= Future Shock Comics =

American comic strip

Future Shock Comics was a self-syndicated comic strip drawn by Jim McGreal and written by his brother Pat McGreal. The daily strip dealt with science, technology and the world of tomorrow. The comic debuted in September 2009 in the Chicago Villager. It ran in 25 newspapers including the Chicago Tribune and the Pasadena Star News. It was discontinued in 2015.

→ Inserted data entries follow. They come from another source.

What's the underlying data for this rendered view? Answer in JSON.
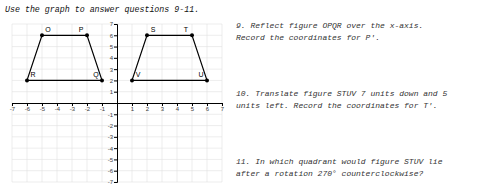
{
  "chart_data": {
    "type": "polygon",
    "title": "Use the graph to answer questions  9-11.",
    "series": [
      {
        "x": [
          -5,
          -2,
          -1,
          -6
        ],
        "values": [
          6,
          6,
          2,
          2
        ],
        "labels": [
          "O",
          "P",
          "Q",
          "R"
        ],
        "color": "#000000",
        "marker": "o",
        "line_style": "solid"
      },
      {
        "x": [
          2,
          5,
          6,
          1
        ],
        "values": [
          6,
          6,
          2,
          2
        ],
        "labels": [
          "S",
          "T",
          "U",
          "V"
        ],
        "color": "#000000",
        "marker": "o",
        "line_style": "solid"
      }
    ],
    "annotations": [
      "9. Reflect figure OPQR over the x-axis.\nRecord the coordinates for P'.",
      "10. Translate figure STUV 7 units down and 5\nunits left. Record the coordinates for T'.",
      "11. In which quadrant would figure STUV lie\nafter a rotation 270° counterclockwise?"
    ],
    "xlim": [
      -7,
      7
    ],
    "ylim": [
      -7,
      7
    ],
    "xticks": [
      -7,
      -6,
      -5,
      -4,
      -3,
      -2,
      -1,
      1,
      2,
      3,
      4,
      5,
      6,
      7
    ],
    "yticks": [
      -7,
      -6,
      -5,
      -4,
      -3,
      -2,
      -1,
      1,
      2,
      3,
      4,
      5,
      6,
      7
    ],
    "grid": true
  }
}
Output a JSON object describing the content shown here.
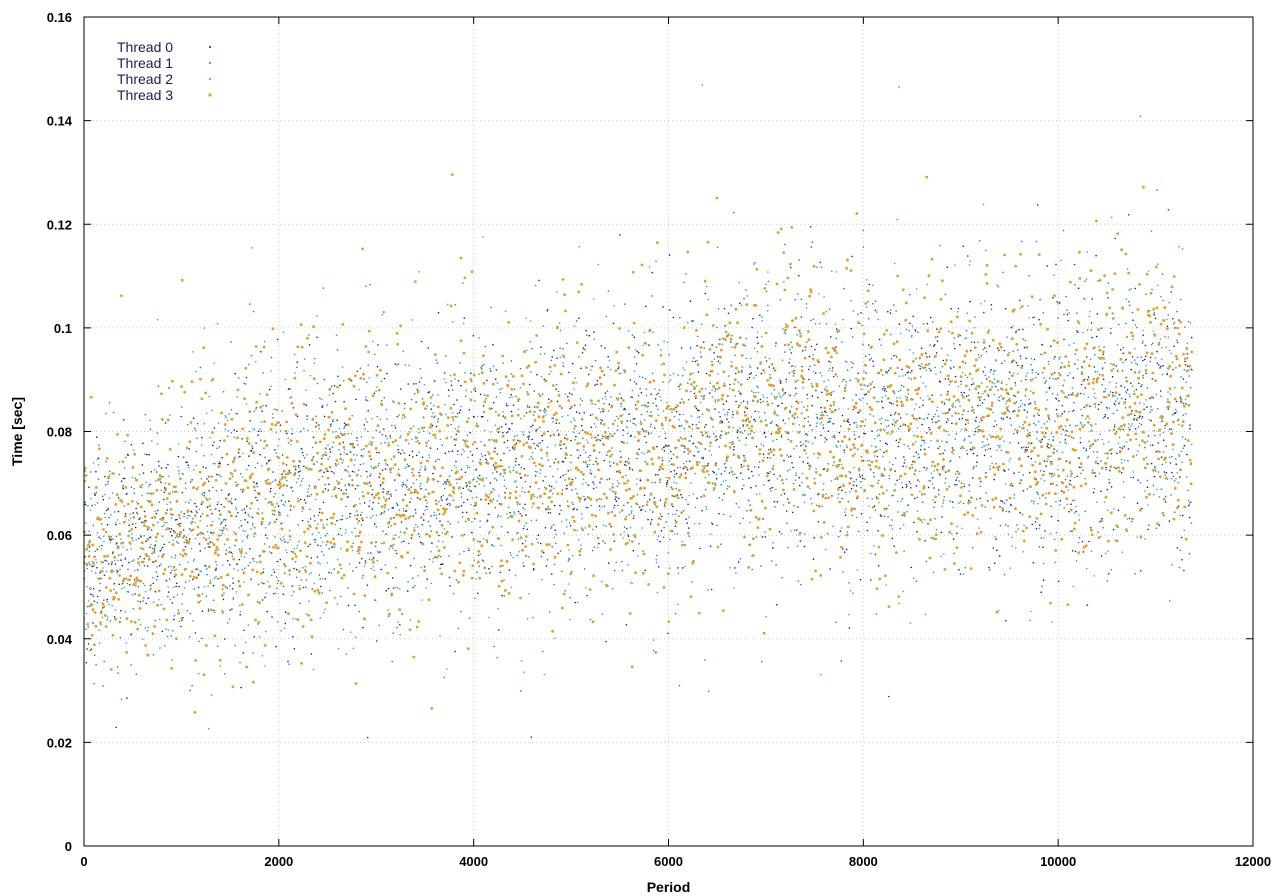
{
  "chart_data": {
    "type": "scatter",
    "title": "",
    "xlabel": "Period",
    "ylabel": "Time [sec]",
    "xlim": [
      0,
      12000
    ],
    "ylim": [
      0,
      0.16
    ],
    "x_ticks": [
      "0",
      "2000",
      "4000",
      "6000",
      "8000",
      "10000",
      "12000"
    ],
    "y_ticks": [
      "0",
      "0.02",
      "0.04",
      "0.06",
      "0.08",
      "0.1",
      "0.12",
      "0.14",
      "0.16"
    ],
    "grid": true,
    "legend_position": "top-left",
    "x_data_range": [
      0,
      11370
    ],
    "series": [
      {
        "name": "Thread 0",
        "color": "#2a1870",
        "trend": [
          [
            0,
            0.055
          ],
          [
            500,
            0.058
          ],
          [
            1000,
            0.062
          ],
          [
            2000,
            0.066
          ],
          [
            3000,
            0.07
          ],
          [
            4000,
            0.072
          ],
          [
            5000,
            0.075
          ],
          [
            6000,
            0.076
          ],
          [
            7000,
            0.083
          ],
          [
            8000,
            0.08
          ],
          [
            9000,
            0.08
          ],
          [
            10000,
            0.08
          ],
          [
            11000,
            0.086
          ],
          [
            11370,
            0.083
          ]
        ],
        "spread": 0.013
      },
      {
        "name": "Thread 1",
        "color": "#1a8f7a",
        "trend": [
          [
            0,
            0.055
          ],
          [
            500,
            0.058
          ],
          [
            1000,
            0.062
          ],
          [
            2000,
            0.066
          ],
          [
            3000,
            0.07
          ],
          [
            4000,
            0.072
          ],
          [
            5000,
            0.075
          ],
          [
            6000,
            0.077
          ],
          [
            7000,
            0.084
          ],
          [
            8000,
            0.081
          ],
          [
            9000,
            0.081
          ],
          [
            10000,
            0.081
          ],
          [
            11000,
            0.087
          ],
          [
            11370,
            0.084
          ]
        ],
        "spread": 0.014
      },
      {
        "name": "Thread 2",
        "color": "#2ba6cf",
        "trend": [
          [
            0,
            0.055
          ],
          [
            500,
            0.058
          ],
          [
            1000,
            0.062
          ],
          [
            2000,
            0.066
          ],
          [
            3000,
            0.07
          ],
          [
            4000,
            0.072
          ],
          [
            5000,
            0.075
          ],
          [
            6000,
            0.076
          ],
          [
            7000,
            0.083
          ],
          [
            8000,
            0.08
          ],
          [
            9000,
            0.08
          ],
          [
            10000,
            0.08
          ],
          [
            11000,
            0.086
          ],
          [
            11370,
            0.083
          ]
        ],
        "spread": 0.014
      },
      {
        "name": "Thread 3",
        "color": "#e5a01e",
        "trend": [
          [
            0,
            0.054
          ],
          [
            500,
            0.058
          ],
          [
            1000,
            0.062
          ],
          [
            2000,
            0.067
          ],
          [
            3000,
            0.071
          ],
          [
            4000,
            0.073
          ],
          [
            5000,
            0.075
          ],
          [
            6000,
            0.076
          ],
          [
            7000,
            0.085
          ],
          [
            8000,
            0.081
          ],
          [
            9000,
            0.081
          ],
          [
            10000,
            0.081
          ],
          [
            11000,
            0.088
          ],
          [
            11370,
            0.084
          ]
        ],
        "spread": 0.014
      }
    ]
  }
}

Future Shock Comics borrowed its name from the 1970 novel Future Shock by Alvin Toffler. It has been described as "H.G. Wells meets Gary Larson".

== History ==
Comic books were a big influence on the McGreal brothers growing up, and this is reflected in the artwork and subject matter of Future Shock. The concept was created by Pat McGreal early in 2009 and was originally titled “In the Near Future.” The intention was to produce a daily single panel cartoon about the future. Frequent themes are the environment, robots, time travel, extraterrestrials, computers and space travel. Future Shock has no reoccurring characters.

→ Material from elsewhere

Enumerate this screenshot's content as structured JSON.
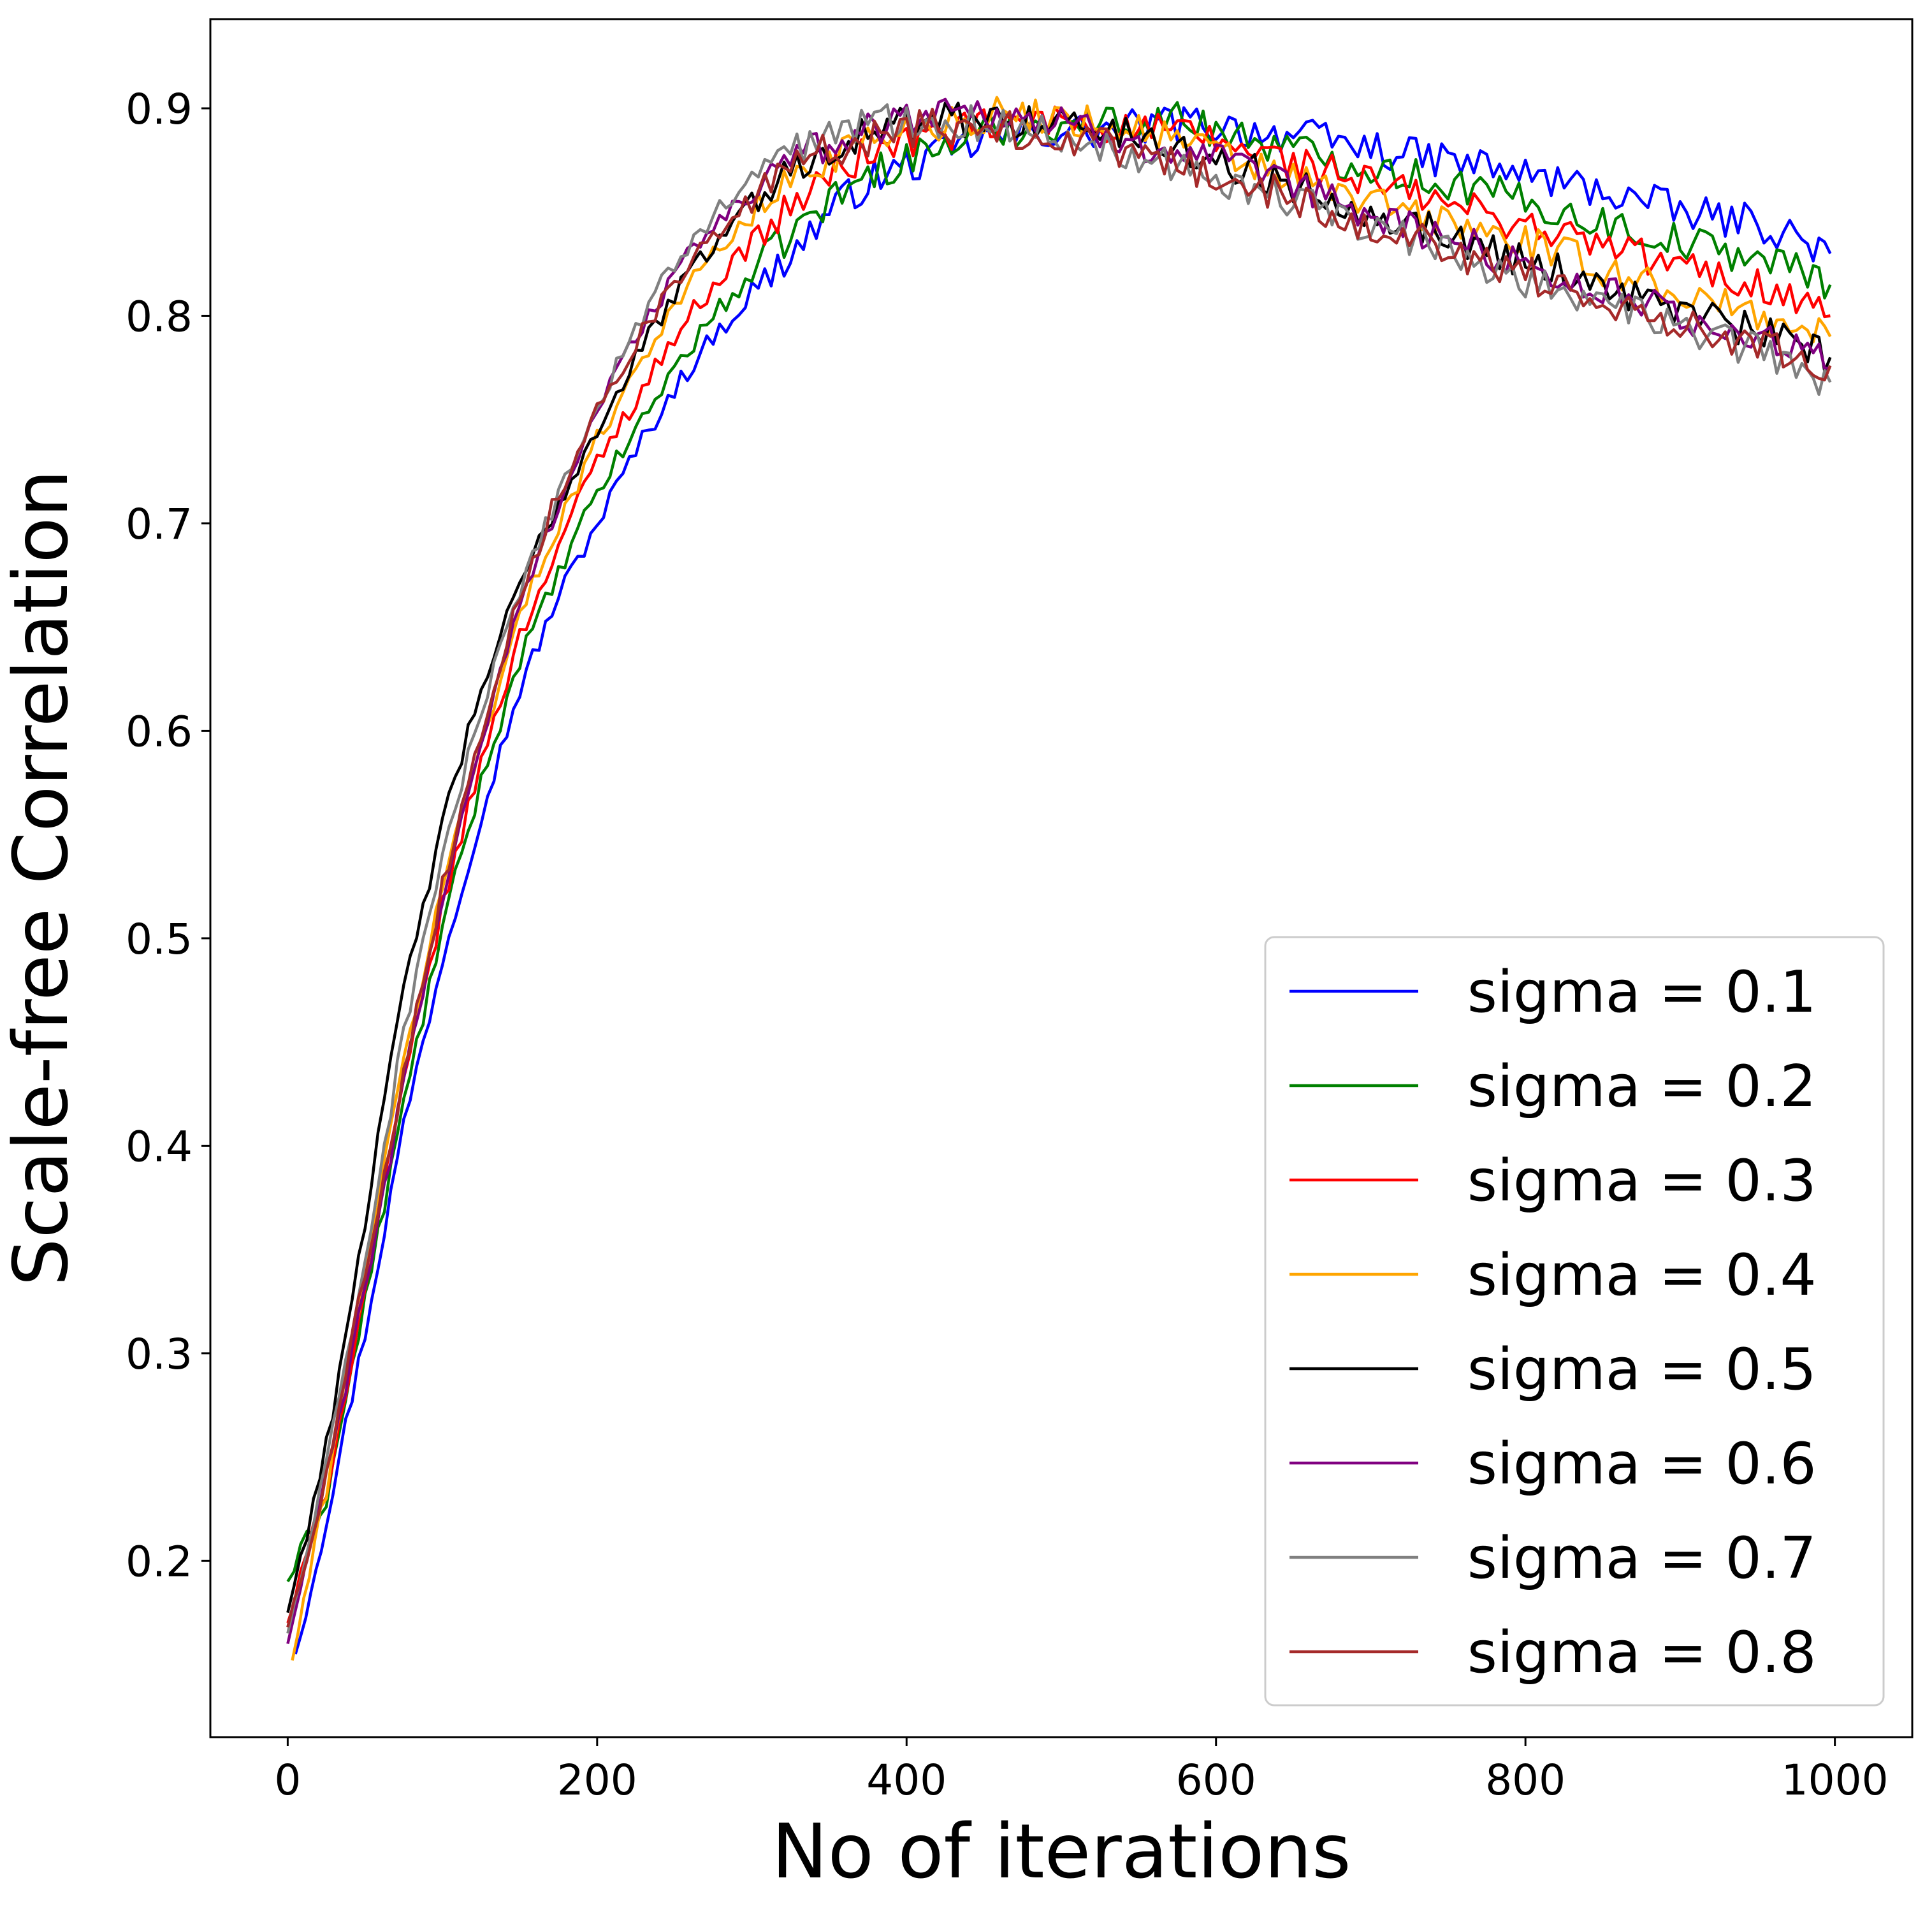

In July 2010, a Future Shock cartoon appeared in the science magazine Physics Today. The cartoon parodied a recent discovery of water on the Moon. Two enterprising Moon men are seen bottling water from the Moon River while commenting, “If they pay two bucks for it down there, they’ll surely pay four bucks for it up here!”

In October 2011, the McGreals released their first collection, simply titled Future Shock Comics. In May 2012, the artists were invited to speak at a symposium on the current state of on-line comics sponsored by Chicago's Beverly Arts Council. On December 30, 2012, Future Shock made its debut in the Chicago Tribune. Production was discontinued in 2015.